As part of her 2020 legislative agenda, New Mexico Governor Michelle Grisham stated that cannabis reform would be a priority. As a result, state lawmakers have successfully introduced legislation that would legalize adult recreational consumption of cannabis. It would also enact numerous restorative justice and social equality provisions. As of now, state lawmakers are convening for a 30-day legislative session. If the bill makes it through, all signs point to Governor Grisham signing it into law, making New Mexico the 12th state to fully legalize cannabis.
Activists in Montana submitted a proposed legalization bill to the state government. The bill would enact full cannabis legalization, building upon the existing legalization of medical cannabis in the state. The bill will require over 25,000 signatures to make it to the 2020 ballot. If passed, the state would have to issue business licenses by Jan 1, 2022.

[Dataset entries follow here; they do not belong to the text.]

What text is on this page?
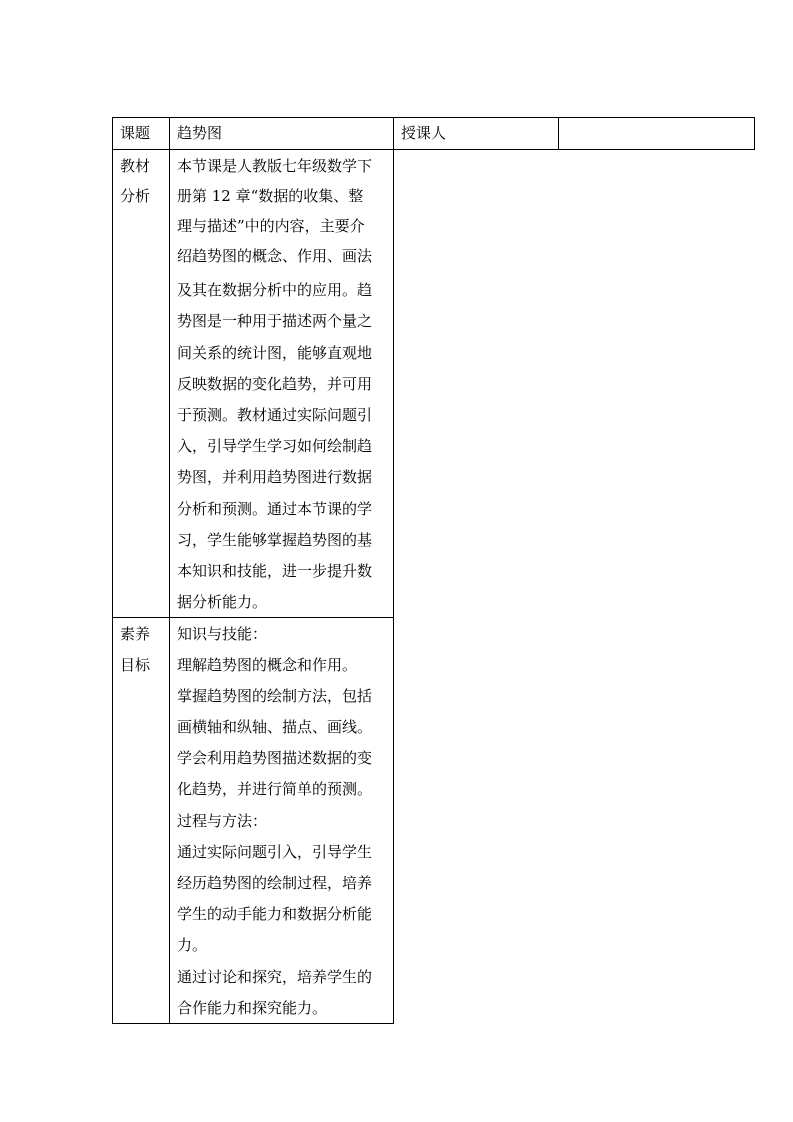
课题 趋势图	授课人
教材
分析
本节课是人教版七年级数学下
册第 12 章“数据的收集、整
理与描述”中的内容，主要介
绍趋势图的概念、作用、画法
及其在数据分析中的应用。趋
势图是一种用于描述两个量之
间关系的统计图，能够直观地
反映数据的变化趋势，并可用
于预测。教材通过实际问题引
入，引导学生学习如何绘制趋
势图，并利用趋势图进行数据
分析和预测。通过本节课的学
习，学生能够掌握趋势图的基
本知识和技能，进一步提升数
据分析能力。
素养
目标
知识与技能：
理解趋势图的概念和作用。
掌握趋势图的绘制方法，包括
画横轴和纵轴、描点、画线。
学会利用趋势图描述数据的变
化趋势，并进行简单的预测。
过程与方法：
通过实际问题引入，引导学生
经历趋势图的绘制过程，培养
学生的动手能力和数据分析能
力。
通过讨论和探究，培养学生的
合作能力和探究能力。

Within the spectrum of cannabis legalization, Vermont finds itself in a somewhat peculiar position. The state made the decision to legalize low-level possession and home cultivation in 2018, but failed to legalize the sale of cannabis within state lines. As a result, residents are capable of cultivating their own cannabis plants and “gifting” cannabis to other residents. Such a policy has some glaring issues, making the acquisition of cannabis a dicey and often illegal prospect for residents of The Green Mountain State.
Although Vermont Governor Phil Scott has opposed state cannabis sales in the past, he has seemingly changed course. Seeking funding for an after-school program of his own design, Gov. Scott now intends to make the legalization of cannabis sales a priority during the 2020 state legislative session.
Of all the state developments this past week, Rhode Island’s is perhaps the strangest. While many states are pursuing legalization via signature-backed bills and state-authored legislation, Rhode Island is taking a different path. The governor of Rhode Island, Gina Raimondo, shocked many of her peers by including a system for state-run cannabis sales in her 2021 budget proposal.
In order to generate revenues, the governor included a plan to sell cannabis through state-run shops, acquiring products through licensed contractors. A state-run program of cannabis sales is unprecedented. Some states have floated the idea, but nothing has been implemented, thus far.